A. Motze

Exilé la semaine pour une raison saugrenue dans la nouvelle grande région – au nom tout aussi pompeux que ridicule – de Hauts de France, je passe par Paris Nord tous les vendredis soirs.
La gare est souvent bondée à cette heure, et d’habitude, je me faufile entre les travailleurs pendulaires pour regagner mon métro. Mais aujourd’hui, Médiagares, la régie publicitaire de la SNCF, m’avait réservé un parcours d’obstacles spécialement marqueté pour le salarié mâle de la tranche 26-34 ans.
À peine sorti de mon wagon, je tombe nez à nez avec un type hilare un rien salasse, qui semble vouloir m’inviter à « pécho » en commandant un Freecab driver, c’est à dire une voiture avec chauffeur. Éberlué, je relis à deux fois cette publicité tout aussi grotesque qu’inquiétante. « QUI C’EST QUI VA PECHO CE SOIR ? », le message s’inscrit bien en lettres majuscules. Je ne m’étais pas trompé, la nouvelle entreprise Freecab, qui entend percer dans le juteux business des VTC, invite les usagers du TGV à avoir recours à ses services pour « PECHO »… J’ignorais jusque-là que les VTC faisaient aussi dans le proxénétisme.

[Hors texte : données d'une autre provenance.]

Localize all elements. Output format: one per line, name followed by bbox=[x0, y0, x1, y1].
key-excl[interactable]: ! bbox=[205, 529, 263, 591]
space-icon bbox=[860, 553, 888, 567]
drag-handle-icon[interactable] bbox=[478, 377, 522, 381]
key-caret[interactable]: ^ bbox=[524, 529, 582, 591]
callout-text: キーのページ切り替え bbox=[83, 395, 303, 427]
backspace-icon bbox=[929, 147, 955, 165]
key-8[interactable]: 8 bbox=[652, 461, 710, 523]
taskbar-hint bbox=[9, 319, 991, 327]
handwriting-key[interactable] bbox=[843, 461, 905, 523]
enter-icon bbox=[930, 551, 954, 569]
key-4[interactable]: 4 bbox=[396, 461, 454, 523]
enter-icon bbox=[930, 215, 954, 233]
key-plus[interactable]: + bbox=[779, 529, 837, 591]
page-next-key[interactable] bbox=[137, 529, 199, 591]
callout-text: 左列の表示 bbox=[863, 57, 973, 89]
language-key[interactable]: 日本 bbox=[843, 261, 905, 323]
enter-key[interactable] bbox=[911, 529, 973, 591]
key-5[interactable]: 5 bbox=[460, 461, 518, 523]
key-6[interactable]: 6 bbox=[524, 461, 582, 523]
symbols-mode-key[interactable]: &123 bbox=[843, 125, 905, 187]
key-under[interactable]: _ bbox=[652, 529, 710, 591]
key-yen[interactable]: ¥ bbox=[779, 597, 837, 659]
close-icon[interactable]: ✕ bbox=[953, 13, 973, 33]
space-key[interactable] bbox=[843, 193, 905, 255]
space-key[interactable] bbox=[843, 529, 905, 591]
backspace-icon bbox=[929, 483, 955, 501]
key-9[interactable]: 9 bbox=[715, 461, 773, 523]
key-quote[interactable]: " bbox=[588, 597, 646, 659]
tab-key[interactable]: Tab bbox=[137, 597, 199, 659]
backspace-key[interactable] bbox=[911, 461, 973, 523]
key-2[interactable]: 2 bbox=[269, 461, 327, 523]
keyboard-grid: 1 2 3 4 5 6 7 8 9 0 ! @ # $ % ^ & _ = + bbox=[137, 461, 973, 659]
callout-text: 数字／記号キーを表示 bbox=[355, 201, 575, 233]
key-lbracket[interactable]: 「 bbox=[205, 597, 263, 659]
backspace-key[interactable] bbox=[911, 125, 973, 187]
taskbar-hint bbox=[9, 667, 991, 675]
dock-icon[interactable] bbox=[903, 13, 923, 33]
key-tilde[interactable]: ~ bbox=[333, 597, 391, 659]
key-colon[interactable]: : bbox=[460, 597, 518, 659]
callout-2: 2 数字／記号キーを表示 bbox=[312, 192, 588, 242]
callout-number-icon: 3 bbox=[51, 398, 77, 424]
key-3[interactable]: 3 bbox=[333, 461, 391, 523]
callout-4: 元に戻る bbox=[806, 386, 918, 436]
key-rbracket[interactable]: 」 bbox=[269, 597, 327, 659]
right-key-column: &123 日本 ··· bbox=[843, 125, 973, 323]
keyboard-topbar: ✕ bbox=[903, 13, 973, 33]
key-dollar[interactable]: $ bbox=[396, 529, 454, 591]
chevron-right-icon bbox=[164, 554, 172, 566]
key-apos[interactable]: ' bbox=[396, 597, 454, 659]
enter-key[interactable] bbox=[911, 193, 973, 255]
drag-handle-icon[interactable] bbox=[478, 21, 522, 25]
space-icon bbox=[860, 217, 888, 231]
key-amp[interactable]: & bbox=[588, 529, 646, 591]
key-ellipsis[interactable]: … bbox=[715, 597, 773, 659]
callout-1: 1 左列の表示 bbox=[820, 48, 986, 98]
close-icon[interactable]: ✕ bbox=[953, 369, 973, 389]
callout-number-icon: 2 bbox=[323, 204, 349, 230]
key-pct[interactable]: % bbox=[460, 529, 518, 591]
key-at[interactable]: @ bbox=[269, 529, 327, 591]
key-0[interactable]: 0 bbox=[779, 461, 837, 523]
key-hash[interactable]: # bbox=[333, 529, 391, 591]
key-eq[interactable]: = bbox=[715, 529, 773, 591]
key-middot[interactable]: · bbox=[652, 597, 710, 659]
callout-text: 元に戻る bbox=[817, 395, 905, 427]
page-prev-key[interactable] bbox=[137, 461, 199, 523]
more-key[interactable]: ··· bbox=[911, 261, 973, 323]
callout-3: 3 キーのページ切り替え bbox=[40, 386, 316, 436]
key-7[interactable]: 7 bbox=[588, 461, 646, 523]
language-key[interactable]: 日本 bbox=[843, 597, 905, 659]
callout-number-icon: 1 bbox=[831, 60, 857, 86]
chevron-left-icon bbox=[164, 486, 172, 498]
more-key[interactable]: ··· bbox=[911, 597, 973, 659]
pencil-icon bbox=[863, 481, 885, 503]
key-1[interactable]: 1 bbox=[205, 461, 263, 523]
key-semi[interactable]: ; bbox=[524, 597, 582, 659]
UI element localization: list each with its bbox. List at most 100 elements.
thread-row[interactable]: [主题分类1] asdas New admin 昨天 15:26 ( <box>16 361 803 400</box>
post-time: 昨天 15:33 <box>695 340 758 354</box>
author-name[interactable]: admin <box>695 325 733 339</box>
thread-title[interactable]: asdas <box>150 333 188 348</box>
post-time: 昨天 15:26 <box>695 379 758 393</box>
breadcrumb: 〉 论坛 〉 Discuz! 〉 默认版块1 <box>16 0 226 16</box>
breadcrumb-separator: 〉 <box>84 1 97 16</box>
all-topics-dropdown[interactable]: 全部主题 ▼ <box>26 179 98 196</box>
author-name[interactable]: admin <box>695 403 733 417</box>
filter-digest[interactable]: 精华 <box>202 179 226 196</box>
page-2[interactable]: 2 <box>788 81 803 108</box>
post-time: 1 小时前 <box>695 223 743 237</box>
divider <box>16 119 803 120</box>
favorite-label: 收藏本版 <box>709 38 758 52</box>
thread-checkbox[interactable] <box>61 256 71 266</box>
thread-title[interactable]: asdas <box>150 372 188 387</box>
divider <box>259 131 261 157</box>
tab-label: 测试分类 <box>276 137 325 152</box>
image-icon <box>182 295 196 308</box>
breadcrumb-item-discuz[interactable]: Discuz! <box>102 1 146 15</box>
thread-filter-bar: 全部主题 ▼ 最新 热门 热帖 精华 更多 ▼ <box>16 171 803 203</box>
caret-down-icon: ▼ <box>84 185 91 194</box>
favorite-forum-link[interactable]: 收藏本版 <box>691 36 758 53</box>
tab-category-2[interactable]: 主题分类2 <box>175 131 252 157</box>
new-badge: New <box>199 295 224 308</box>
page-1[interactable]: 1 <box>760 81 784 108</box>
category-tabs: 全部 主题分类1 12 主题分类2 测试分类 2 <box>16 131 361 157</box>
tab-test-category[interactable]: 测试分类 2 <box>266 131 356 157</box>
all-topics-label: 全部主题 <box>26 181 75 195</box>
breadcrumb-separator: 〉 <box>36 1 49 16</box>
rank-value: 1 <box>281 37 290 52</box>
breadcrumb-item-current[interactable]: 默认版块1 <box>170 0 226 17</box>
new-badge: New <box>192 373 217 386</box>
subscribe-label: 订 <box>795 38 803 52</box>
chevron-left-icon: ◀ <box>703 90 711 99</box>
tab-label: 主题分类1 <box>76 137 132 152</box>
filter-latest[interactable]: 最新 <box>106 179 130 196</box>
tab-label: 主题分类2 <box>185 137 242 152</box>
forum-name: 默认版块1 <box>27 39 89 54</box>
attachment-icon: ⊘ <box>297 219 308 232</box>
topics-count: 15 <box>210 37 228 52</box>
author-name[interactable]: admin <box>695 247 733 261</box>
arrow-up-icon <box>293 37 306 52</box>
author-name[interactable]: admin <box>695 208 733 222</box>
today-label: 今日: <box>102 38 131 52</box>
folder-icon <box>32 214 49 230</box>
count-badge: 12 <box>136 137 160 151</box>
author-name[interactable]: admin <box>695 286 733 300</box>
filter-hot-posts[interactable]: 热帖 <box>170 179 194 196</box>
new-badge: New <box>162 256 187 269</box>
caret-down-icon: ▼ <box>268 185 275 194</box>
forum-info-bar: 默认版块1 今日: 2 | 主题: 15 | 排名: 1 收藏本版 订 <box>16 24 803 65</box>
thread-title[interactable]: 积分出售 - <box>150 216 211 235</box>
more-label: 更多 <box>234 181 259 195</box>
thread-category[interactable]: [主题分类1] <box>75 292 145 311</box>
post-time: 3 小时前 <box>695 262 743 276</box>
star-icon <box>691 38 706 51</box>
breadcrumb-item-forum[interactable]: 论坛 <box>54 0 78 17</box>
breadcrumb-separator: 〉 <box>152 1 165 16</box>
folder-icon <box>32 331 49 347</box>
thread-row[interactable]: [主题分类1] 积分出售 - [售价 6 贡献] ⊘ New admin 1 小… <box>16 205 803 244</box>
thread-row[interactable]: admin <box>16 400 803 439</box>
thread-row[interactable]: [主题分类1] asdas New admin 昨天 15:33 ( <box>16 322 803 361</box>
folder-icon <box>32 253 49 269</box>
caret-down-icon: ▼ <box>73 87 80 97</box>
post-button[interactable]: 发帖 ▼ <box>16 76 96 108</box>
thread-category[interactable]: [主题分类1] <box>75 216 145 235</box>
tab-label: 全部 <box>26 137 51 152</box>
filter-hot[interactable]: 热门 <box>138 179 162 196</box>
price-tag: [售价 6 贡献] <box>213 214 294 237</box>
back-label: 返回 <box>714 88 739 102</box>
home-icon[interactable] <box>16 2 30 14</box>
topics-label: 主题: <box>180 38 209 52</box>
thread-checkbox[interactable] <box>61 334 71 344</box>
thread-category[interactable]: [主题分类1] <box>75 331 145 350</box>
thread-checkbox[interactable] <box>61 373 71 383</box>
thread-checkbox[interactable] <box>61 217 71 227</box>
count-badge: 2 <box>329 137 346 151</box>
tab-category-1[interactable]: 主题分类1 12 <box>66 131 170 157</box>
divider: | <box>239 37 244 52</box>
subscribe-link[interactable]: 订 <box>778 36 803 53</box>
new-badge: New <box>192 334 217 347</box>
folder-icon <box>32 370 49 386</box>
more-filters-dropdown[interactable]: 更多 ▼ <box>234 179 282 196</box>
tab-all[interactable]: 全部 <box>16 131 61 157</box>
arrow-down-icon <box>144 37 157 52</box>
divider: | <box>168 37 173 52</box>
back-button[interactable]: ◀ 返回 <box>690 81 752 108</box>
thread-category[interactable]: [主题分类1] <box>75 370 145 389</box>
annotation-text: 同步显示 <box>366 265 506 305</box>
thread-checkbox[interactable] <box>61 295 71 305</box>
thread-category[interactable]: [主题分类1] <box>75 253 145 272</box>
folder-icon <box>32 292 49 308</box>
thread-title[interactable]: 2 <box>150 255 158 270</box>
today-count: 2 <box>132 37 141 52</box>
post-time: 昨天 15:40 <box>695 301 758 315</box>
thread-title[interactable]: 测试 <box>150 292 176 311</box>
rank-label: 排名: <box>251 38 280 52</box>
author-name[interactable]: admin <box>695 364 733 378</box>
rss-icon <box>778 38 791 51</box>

Quelques pas plus loin, un deuxième type, toujours hilare, mais cette fois-ci pour avoir semble-t-il décroché un CDI après avoir poireauté plusieurs années en CDD, propose de fêter cela, encore une fois avec un Freecab Driver… Pour quoi faire ? La pub ne le dit pas, mais c’est toujours aussi affligeant.

Dix mètres plus loin, un type barbu entre 35 et 40 ans plonge dans une piscine : c’est AIR BNB, qui me propose d’aller vivre le rêve californien « chez Judith » : « VIVEZ LA BAS, MEME SI C’EST JUSTE POUR UNE NUIT »… Toujours la même cible visée et les messages pleins de sous entendus.

Agaçant, le mot est sans doute un peu faible. Si l’on prend le temps de s’y arrêter deux secondes, le formatage publicitaire est permanent. Ainsi s’imposent comme allant de soi les stéréotypes sexistes les plus crasseux…

Au kiosque de la chaîne RELAY apparaissent en gros les titres de la presse bourgeoise qui se scandalise pour quelques bris de vitres.
À voir la merde que des publicitaires ont spécialement conçu pour nous, je me dis qu’au moins, sur le fond, celles et ceux que l’on nomme les « casseurs » n’ont pas tort.